While I'm not suggesting it's a good strategy to short continuously, unless you short a hard to borrow stock, the borrowing fee for shorting a stock is typically much lower (as in 0.25% yearly) than the interest you can get on the cash you get to hold after short sell a stock (should be 4.5%-5% with the current fed funds rate).
So, other than the transactions fee, shorting a stock that doesn't move is a way to arbitrage the spread between the Fed funds rate (minus 0.5% or so depending on your broker) and the stock borrowing rate.
Not sure about other brokers but with IBKR I get paid interest on shorted stock. If you don't your borrowing fees are essentially higher than they could be.
I wonder if the author meant to pick Akamai (AKAM), not Alkami (ALKT). The latter is an odd choice among the rest of the picks. I suspect they have mixed up the names.
Thanks for the write up. There is a typo in your third thesis bullet, I believe “stratefy” should be “strategy”.
Also - I’m curious as to the outcome if you were to exclude AMZN and MSFT. I think their size and broad array of product offerings skews the outcome for this analysis
Yeah you're right. Although, how bad would "S3 is deleted worldwide" be? Or "RDS is down for the foreseeable future"? So IDK... The other problem with them is how big they are, so you can't take proportional weights in them, which messes with risk a bit. I think this is a crap strategy but an interesting idea. As others said, the sentiment scanning probably has a better shot, and you pay the huge spread trading outside RTH.
> Should we trade telcos?
> Nope, BGP is a great protocol used in the Internet; it would be so difficult for a single name stock to take down the global Internet.

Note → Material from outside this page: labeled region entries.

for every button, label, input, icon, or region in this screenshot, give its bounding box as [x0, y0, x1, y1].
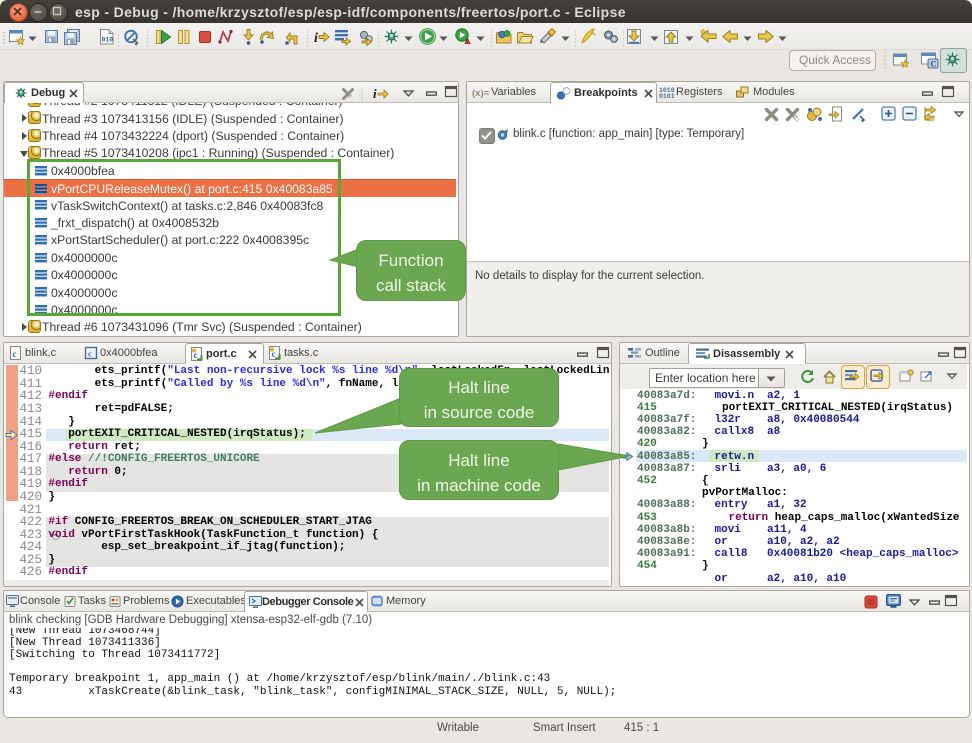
svg-text:i: i	[373, 86, 377, 101]
svg-text:C: C	[931, 60, 937, 69]
svg-text:0101: 0101	[659, 93, 675, 100]
svg-text:c: c	[88, 349, 92, 359]
svg-text:c: c	[13, 349, 17, 359]
svg-text:010: 010	[102, 37, 114, 44]
svg-text:i: i	[314, 31, 318, 46]
svg-text:(x)=: (x)=	[472, 88, 490, 99]
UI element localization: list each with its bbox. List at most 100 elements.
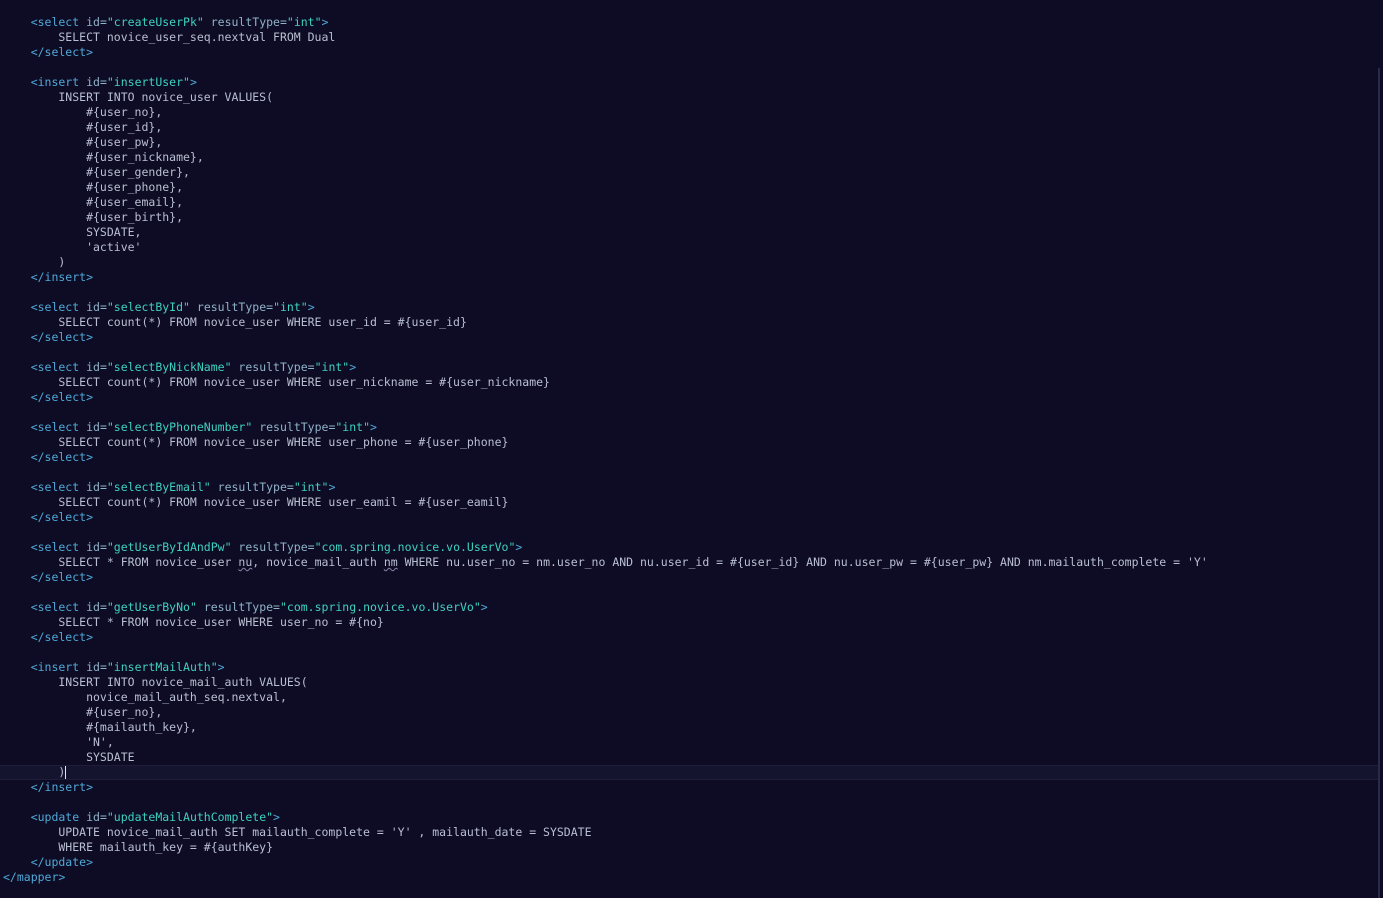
code-line[interactable]: ) [0,255,1378,270]
code-line[interactable]: #{user_no}, [0,105,1378,120]
code-token: INSERT INTO novice_mail_auth VALUES( [3,675,308,689]
code-token: "updateMailAuthComplete" [106,810,274,824]
code-line[interactable]: <select id="selectByEmail" resultType="i… [0,480,1378,495]
code-line[interactable]: #{user_birth}, [0,210,1378,225]
code-line[interactable]: <select id="selectById" resultType="int"… [0,300,1378,315]
code-line[interactable] [0,60,1378,75]
code-token: SELECT * FROM novice_user WHERE user_no … [3,615,384,629]
code-editor[interactable]: <select id="createUserPk" resultType="in… [0,0,1383,898]
code-line[interactable]: SELECT * FROM novice_user WHERE user_no … [0,615,1378,630]
code-line[interactable]: </insert> [0,270,1378,285]
code-token: > [189,75,197,89]
code-token: > [515,540,523,554]
code-line[interactable]: #{user_phone}, [0,180,1378,195]
code-line[interactable]: </select> [0,45,1378,60]
code-line[interactable]: <insert id="insertMailAuth"> [0,660,1378,675]
code-line[interactable]: <select id="selectByPhoneNumber" resultT… [0,420,1378,435]
code-line[interactable]: #{mailauth_key}, [0,720,1378,735]
code-token: "selectByEmail" [106,480,211,494]
code-line[interactable]: </select> [0,570,1378,585]
code-line[interactable] [0,285,1378,300]
code-token: UPDATE novice_mail_auth SET mailauth_com… [3,825,592,839]
code-token: 'active' [3,240,142,254]
code-line[interactable]: </select> [0,330,1378,345]
code-token: resultType= [189,300,274,314]
code-line[interactable]: SYSDATE, [0,225,1378,240]
code-line[interactable]: <select id="selectByNickName" resultType… [0,360,1378,375]
code-line[interactable]: SELECT novice_user_seq.nextval FROM Dual [0,30,1378,45]
code-line[interactable]: SELECT * FROM novice_user nu, novice_mai… [0,555,1378,570]
code-line[interactable]: SELECT count(*) FROM novice_user WHERE u… [0,375,1378,390]
code-line[interactable]: </select> [0,510,1378,525]
code-token: nu [238,555,253,569]
code-token: "com.spring.novice.vo.UserVo" [314,540,516,554]
code-token: </select> [3,390,94,404]
code-line[interactable]: SYSDATE [0,750,1378,765]
code-token: "int" [273,300,308,314]
code-line[interactable] [0,525,1378,540]
code-line[interactable]: </insert> [0,780,1378,795]
code-token: "insertMailAuth" [106,660,218,674]
code-line[interactable]: </select> [0,630,1378,645]
code-token: , novice_mail_auth [252,555,384,569]
code-line[interactable] [0,465,1378,480]
code-line-current[interactable]: ) [0,765,1378,780]
code-line[interactable]: INSERT INTO novice_mail_auth VALUES( [0,675,1378,690]
code-line[interactable]: #{user_no}, [0,705,1378,720]
code-token: id= [86,810,107,824]
code-line[interactable]: <update id="updateMailAuthComplete"> [0,810,1378,825]
code-line[interactable]: #{user_pw}, [0,135,1378,150]
code-line[interactable] [0,645,1378,660]
vertical-scrollbar[interactable] [1378,68,1380,898]
code-token: "selectById" [106,300,190,314]
code-token: #{user_id}, [3,120,163,134]
code-line[interactable]: #{user_nickname}, [0,150,1378,165]
code-line[interactable]: 'active' [0,240,1378,255]
code-token: </select> [3,510,94,524]
code-token: ) [3,255,66,269]
code-token: > [349,360,357,374]
code-line[interactable] [0,345,1378,360]
code-line[interactable]: SELECT count(*) FROM novice_user WHERE u… [0,495,1378,510]
code-token: resultType= [203,15,287,29]
code-token: SELECT count(*) FROM novice_user WHERE u… [3,435,509,449]
code-token: #{user_no}, [3,705,163,719]
code-line[interactable]: SELECT count(*) FROM novice_user WHERE u… [0,315,1378,330]
code-token: WHERE mailauth_key = #{authKey} [3,840,274,854]
code-token: "int" [293,480,329,494]
code-line[interactable]: #{user_email}, [0,195,1378,210]
code-line[interactable]: WHERE mailauth_key = #{authKey} [0,840,1378,855]
code-token: id= [86,75,107,89]
code-line[interactable]: 'N', [0,735,1378,750]
code-line[interactable]: #{user_id}, [0,120,1378,135]
code-line[interactable]: </select> [0,450,1378,465]
code-line[interactable]: UPDATE novice_mail_auth SET mailauth_com… [0,825,1378,840]
code-token: > [328,480,336,494]
code-token: <select [3,600,87,614]
code-token: id= [86,420,107,434]
code-token: resultType= [252,420,336,434]
code-token: resultType= [196,600,280,614]
code-line[interactable]: <select id="getUserByNo" resultType="com… [0,600,1378,615]
code-token: id= [86,660,107,674]
code-line[interactable] [0,795,1378,810]
code-line[interactable]: </select> [0,390,1378,405]
code-line[interactable]: <insert id="insertUser"> [0,75,1378,90]
code-token: WHERE nu.user_no = nm.user_no AND nu.use… [397,555,1208,569]
code-line[interactable]: #{user_gender}, [0,165,1378,180]
code-line[interactable] [0,405,1378,420]
code-token: id= [86,540,107,554]
code-line[interactable]: <select id="createUserPk" resultType="in… [0,15,1378,30]
code-token: <insert [3,660,87,674]
code-token: id= [86,360,107,374]
code-line[interactable]: <select id="getUserByIdAndPw" resultType… [0,540,1378,555]
code-line[interactable]: INSERT INTO novice_user VALUES( [0,90,1378,105]
code-line[interactable]: SELECT count(*) FROM novice_user WHERE u… [0,435,1378,450]
code-line[interactable]: novice_mail_auth_seq.nextval, [0,690,1378,705]
code-line[interactable] [0,585,1378,600]
code-token: <insert [3,75,87,89]
code-line[interactable]: </mapper> [0,870,1378,885]
code-token: #{mailauth_key}, [3,720,197,734]
code-token: resultType= [231,360,315,374]
code-line[interactable]: </update> [0,855,1378,870]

There’s a decent amount of “good news overnight” because of time zones.
Samsung release earnings with higher than expected phone demand, Apple will drop. Apple releases higher device projections, TMC will rise. Nokia releases new projections, people say “oh yeah, Nokia is a thing”.
Except in very rare cases, congress people have no non-public material information.
Nancy Pelosi has as much clue as you about NVDAs prospects. Nancy makes more money than an average HN reader because she isn't too smart to worry about small risks that HN reader gets tripped up.
Every one knew about Covid coming. Worse, people who sold off during covid are worse off than the ones who just held it.
Indeed, everyone believes congresspeople have some special exception to insider trading rules. In fact, they are subject to the same insider trading rules as everyone else, and the conduct they engage in simply doesn’t meet the (unintuitive) legal definition of insider trading.
Some efforts to impose a different, more expansive definition on congresspeople have failed, which might be the source of that misconception.
Correct but respectfully I think you didn't read the post fully. I mentioned within I'd hedge by buying an equal dollar amount of NDX futures which makes it a bit more beta neutral. If those stocks rise, so does the NDX, and my losses on the shorts are offset. But the whole thing won't work anyways due to high trading costs. Unless somehow you can make markets very well at huge scale.
So, other than the transactions fee, shorting a stock that doesn't move is a way to arbitrage the spread between the Fed funds rate (minus 0.5% or so depending on your broker) and the stock borrowing rate.